Rita d’Anrémont paraissait dans le scintillement de ces lumières douces, rajeunie de quinze ans. Lui, demeurait sur le seuil immobile, tenant du bout des doigts, son chapeau de feutre mou. Il était vêtu d’un complet à carreaux, il avait autour du cou un col proprement repassé, très bas, trop bas peut-être pour quelqu’un qui aurait voulu viser à l’élégance, et sur lequel d’ailleurs remontait une cravate suffisamment assujettie. On devinait, rien qu’à le voir, l’ouvrier endimanché, l’être qui n’a pas l’habitude de la tenue bourgeoise. Et de fait, François Bernard avait une allure piteuse, dans ses vêtements raides et mal faits à sa taille, alors que lorsqu’il portait le bourgeron bleu, le large pantalon à côtes et la ceinture rouge entourant sa taille, il avait une allure martiale en quelque sorte. François Bernard n’avait assurément pas l’habitude d’assister à des spectacles aussi suggestifs.
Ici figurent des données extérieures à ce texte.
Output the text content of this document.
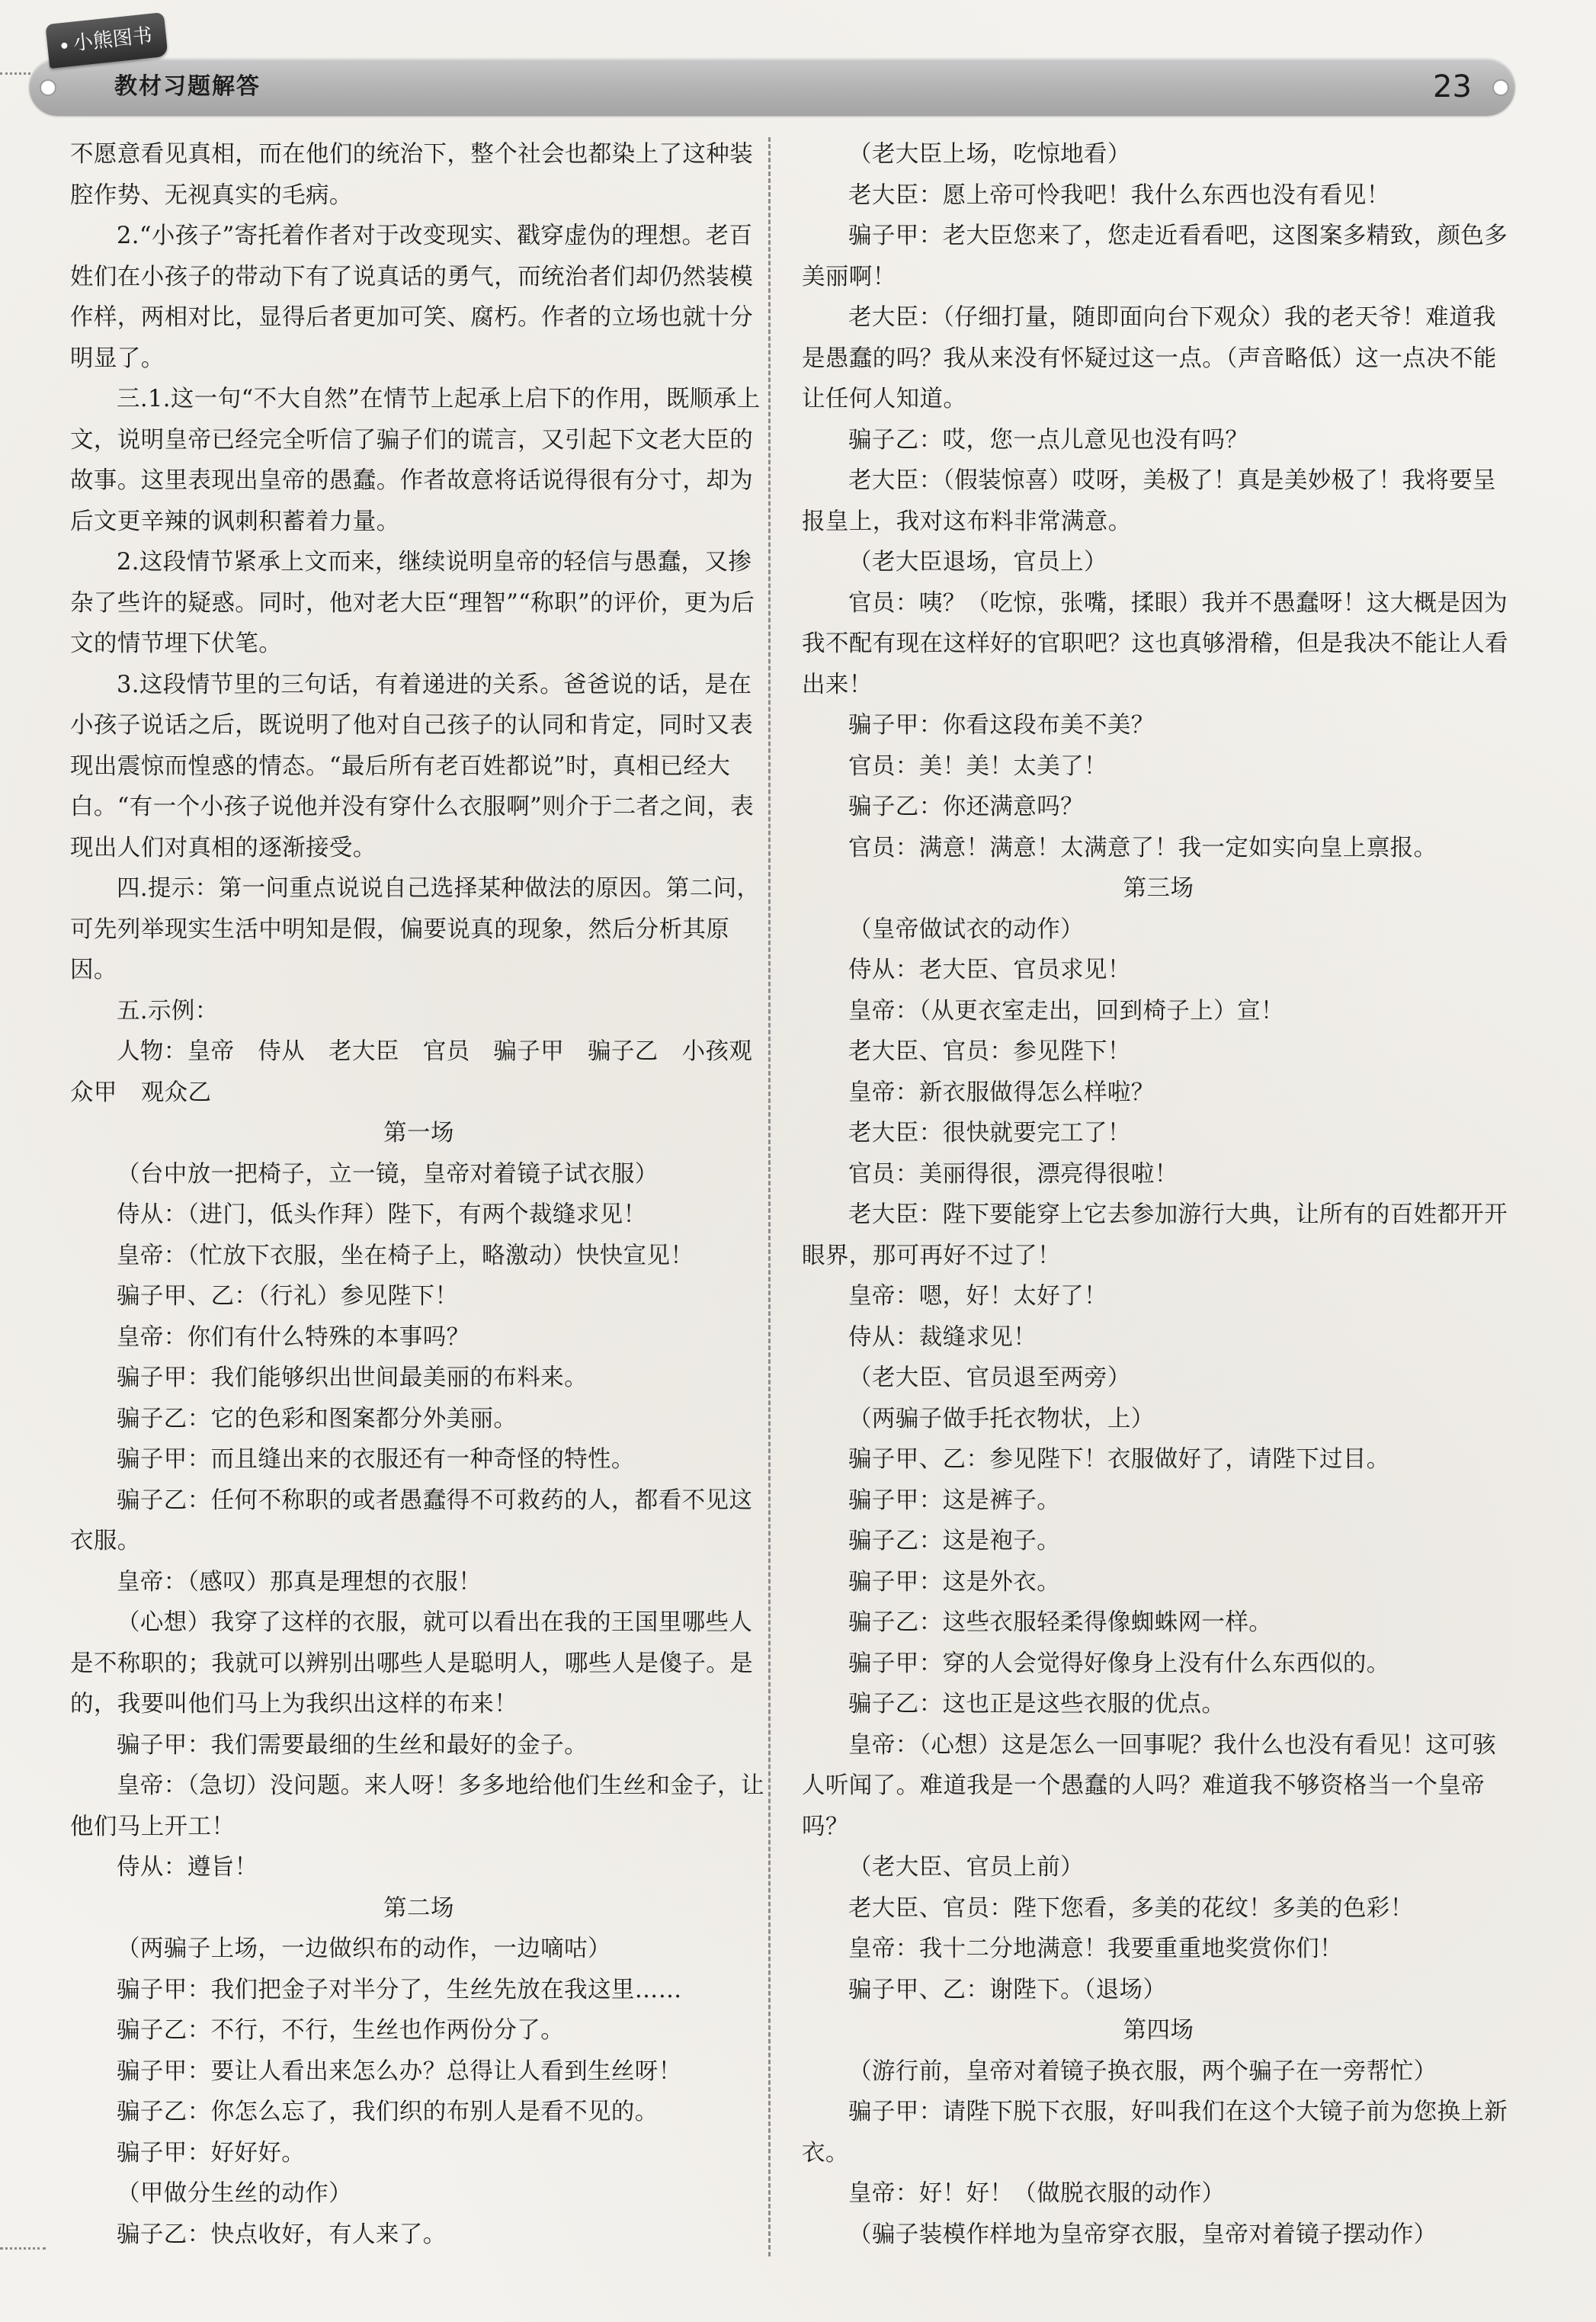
小熊图书
教材习题解答	23

不愿意看见真相，而在他们的统治下，整个社会也都染上了这种装腔作势、无视真实的毛病。

2.“小孩子”寄托着作者对于改变现实、戳穿虚伪的理想。老百姓们在小孩子的带动下有了说真话的勇气，而统治者们却仍然装模作样，两相对比，显得后者更加可笑、腐朽。作者的立场也就十分明显了。

三.1.这一句“不大自然”在情节上起承上启下的作用，既顺承上文，说明皇帝已经完全听信了骗子们的谎言，又引起下文老大臣的故事。这里表现出皇帝的愚蠢。作者故意将话说得很有分寸，却为后文更辛辣的讽刺积蓄着力量。

2.这段情节紧承上文而来，继续说明皇帝的轻信与愚蠢，又掺杂了些许的疑惑。同时，他对老大臣“理智”“称职”的评价，更为后文的情节埋下伏笔。

3.这段情节里的三句话，有着递进的关系。爸爸说的话，是在小孩子说话之后，既说明了他对自己孩子的认同和肯定，同时又表现出震惊而惶惑的情态。“最后所有老百姓都说”时，真相已经大白。“有一个小孩子说他并没有穿什么衣服啊”则介于二者之间，表现出人们对真相的逐渐接受。

四.提示：第一问重点说说自己选择某种做法的原因。第二问，可先列举现实生活中明知是假，偏要说真的现象，然后分析其原因。

五.示例：

人物：皇帝　侍从　老大臣　官员　骗子甲　骗子乙　小孩观众甲　观众乙

第一场

（台中放一把椅子，立一镜，皇帝对着镜子试衣服）

侍从：（进门，低头作拜）陛下，有两个裁缝求见！

皇帝：（忙放下衣服，坐在椅子上，略激动）快快宣见！

骗子甲、乙：（行礼）参见陛下！

皇帝：你们有什么特殊的本事吗？

骗子甲：我们能够织出世间最美丽的布料来。

骗子乙：它的色彩和图案都分外美丽。

骗子甲：而且缝出来的衣服还有一种奇怪的特性。

骗子乙：任何不称职的或者愚蠢得不可救药的人，都看不见这衣服。

皇帝：（感叹）那真是理想的衣服！

（心想）我穿了这样的衣服，就可以看出在我的王国里哪些人是不称职的；我就可以辨别出哪些人是聪明人，哪些人是傻子。是的，我要叫他们马上为我织出这样的布来！

骗子甲：我们需要最细的生丝和最好的金子。

皇帝：（急切）没问题。来人呀！多多地给他们生丝和金子，让他们马上开工！

侍从：遵旨！

第二场

（两骗子上场，一边做织布的动作，一边嘀咕）

骗子甲：我们把金子对半分了，生丝先放在我这里……

骗子乙：不行，不行，生丝也作两份分了。

骗子甲：要让人看出来怎么办？总得让人看到生丝呀！

骗子乙：你怎么忘了，我们织的布别人是看不见的。

骗子甲：好好好。

（甲做分生丝的动作）

骗子乙：快点收好，有人来了。

（老大臣上场，吃惊地看）

老大臣：愿上帝可怜我吧！我什么东西也没有看见！

骗子甲：老大臣您来了，您走近看看吧，这图案多精致，颜色多美丽啊！

老大臣：（仔细打量，随即面向台下观众）我的老天爷！难道我是愚蠢的吗？我从来没有怀疑过这一点。（声音略低）这一点决不能让任何人知道。

骗子乙：哎，您一点儿意见也没有吗？

老大臣：（假装惊喜）哎呀，美极了！真是美妙极了！我将要呈报皇上，我对这布料非常满意。

（老大臣退场，官员上）

官员：咦？（吃惊，张嘴，揉眼）我并不愚蠢呀！这大概是因为我不配有现在这样好的官职吧？这也真够滑稽，但是我决不能让人看出来！

骗子甲：你看这段布美不美？

官员：美！美！太美了！

骗子乙：你还满意吗？

官员：满意！满意！太满意了！我一定如实向皇上禀报。

第三场

（皇帝做试衣的动作）

侍从：老大臣、官员求见！

皇帝：（从更衣室走出，回到椅子上）宣！

老大臣、官员：参见陛下！

皇帝：新衣服做得怎么样啦？

老大臣：很快就要完工了！

官员：美丽得很，漂亮得很啦！

老大臣：陛下要能穿上它去参加游行大典，让所有的百姓都开开眼界，那可再好不过了！

皇帝：嗯，好！太好了！

侍从：裁缝求见！

（老大臣、官员退至两旁）

（两骗子做手托衣物状，上）

骗子甲、乙：参见陛下！衣服做好了，请陛下过目。

骗子甲：这是裤子。

骗子乙：这是袍子。

骗子甲：这是外衣。

骗子乙：这些衣服轻柔得像蜘蛛网一样。

骗子甲：穿的人会觉得好像身上没有什么东西似的。

骗子乙：这也正是这些衣服的优点。

皇帝：（心想）这是怎么一回事呢？我什么也没有看见！这可骇人听闻了。难道我是一个愚蠢的人吗？难道我不够资格当一个皇帝吗？

（老大臣、官员上前）

老大臣、官员：陛下您看，多美的花纹！多美的色彩！

皇帝：我十二分地满意！我要重重地奖赏你们！

骗子甲、乙：谢陛下。（退场）

第四场

（游行前，皇帝对着镜子换衣服，两个骗子在一旁帮忙）

骗子甲：请陛下脱下衣服，好叫我们在这个大镜子前为您换上新衣。

皇帝：好！好！（做脱衣服的动作）

（骗子装模作样地为皇帝穿衣服，皇帝对着镜子摆动作）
Lorsqu’il était témoin du coucher de sa femme, l’excellente Marie Bernard, lorsque la marmaille tapageuse laissait la mère de famille aller prendre un peu de repos, le déshabillé de la digne épouse ne ressemblait en rien à celui de la capiteuse personne aujourd’hui sous ses yeux. Sans doute,
François Bernard avait bien lu dans les livres des histoires extraordinaires sur les dames élégantes et leur façon de se vêtir, mais c’est à peine s’il osait se souvenir que cette prestigieuse personne, Rita d’Anrémont, n’était autre que Julia Person, sa payse, la fille d’un homme comme lui, et qu’il était épris d’elle et qu’elle lui avait dit être amoureuse de lui.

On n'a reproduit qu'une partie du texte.